Nonetheless, I was expecting a monster of oud from a Tom Ford fragrance, something truly animalic, medicinal, aggressive. Instead, once sprayed on my skin, a burst of camphorous accord, naphthalene with a strong mothball smell, came right in my face. It took me by surprise, unpleasant at first. And I am perplexed, not because I don't like the smell of mothballs—I want to stick my nose into the bag that contains the white balls. Regrettable because I was not prepared. I don't know if this is a facet of the oud that I didn't know yet, or it may depend on the fusion of the oud with some other note. Perhaps it is nothing but the output of the Chinese pepper and cardamom. Not happy, I tried to spray some perfume on the paper strip, and I got the same result: the smell of mothballs. I must confess that opening is rare, maybe unique, with one of the most unexpected accord. The name, Oud Wood, is partly misleading. The note given by the oud is barely hinted at, far from the typical oriental-inspired oud fragrances, sometimes revolting for novices. There is an opening made of dry and fresh woods in the background, with no sugar and no citrus fruits, instead of balsamic and spicy.
In a short time, the blend exudes an essence of exotic rosewood followed by a smoky accord of oud wood, sandalwood and vetiver roots, which envelop me in pleasant warmth. The vetiver emerges genuinely, and it remains prominent for the length of the perfume's development. There is no massive bite to the oud, and the oud here is different to others that I have smelled. Cardamom has become slightly more prominent now, with a heavier camphor tone. Its cool undertones balance the rosy notes that are often found in oud fragrances. And the combination of oud with the aromatic and nutty cardamom is terrific. The smokiness reminds me of the atmosphere of an ancient incense-filled temple during some spiritual function, where the walls, floor and roof soak in burnt olibanum oil veil. It is a resinous woodiness with an interesting smell.
On the finish, the woody background prevails, sometimes almost green, complex, dry, which gives the perfume a vaguely austere elegance. The creamy and powdery aromas of tonka pod, spicy vanilla, and sensual amber give the fragrance a dense trail of warmth and sensuality. There are faint traces of vanilla and tonka. The base is not a sweet and gourmand bomb, and the oud occasionally appears fleeting, but the ground is mostly just sandalwood and vetiver. Using that bit of amber is done masterfully, and if they used more, the bottom would become too sweet and powdery a deal. A very virile, woody and at the same time gentle and masculine drydown.
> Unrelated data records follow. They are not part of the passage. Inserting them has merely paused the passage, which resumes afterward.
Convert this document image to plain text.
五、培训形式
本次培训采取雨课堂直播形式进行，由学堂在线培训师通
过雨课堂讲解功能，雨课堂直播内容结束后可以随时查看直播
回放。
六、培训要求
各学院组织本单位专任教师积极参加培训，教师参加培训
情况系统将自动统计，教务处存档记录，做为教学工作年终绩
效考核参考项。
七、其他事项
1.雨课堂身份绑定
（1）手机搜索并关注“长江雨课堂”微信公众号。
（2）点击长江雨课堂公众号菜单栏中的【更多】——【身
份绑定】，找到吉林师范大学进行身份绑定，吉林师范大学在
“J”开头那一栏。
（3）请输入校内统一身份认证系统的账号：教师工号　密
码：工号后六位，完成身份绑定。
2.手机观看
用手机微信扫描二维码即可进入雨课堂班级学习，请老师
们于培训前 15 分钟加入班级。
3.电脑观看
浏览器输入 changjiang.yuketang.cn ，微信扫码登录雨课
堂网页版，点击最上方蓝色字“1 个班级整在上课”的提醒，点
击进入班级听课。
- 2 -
The persistence is average, and it is good overall on my skin. The sillage is moderate; it is perceptible, much less by people around me unless they come closer. This is an advantage or a defect, depending on your tastes. A small masterpiece of masculine elegance, versatile on all occasions, possibly only avoidable at the hit of summer. I imagine this fragrance suitable for fall evenings, dinners, and outdoor events. This is a guilty pleasure of mine because I like it. My last word, don't buy it for compliments, buy it for yourself.
I base the review on a decant I have owned since December 2021.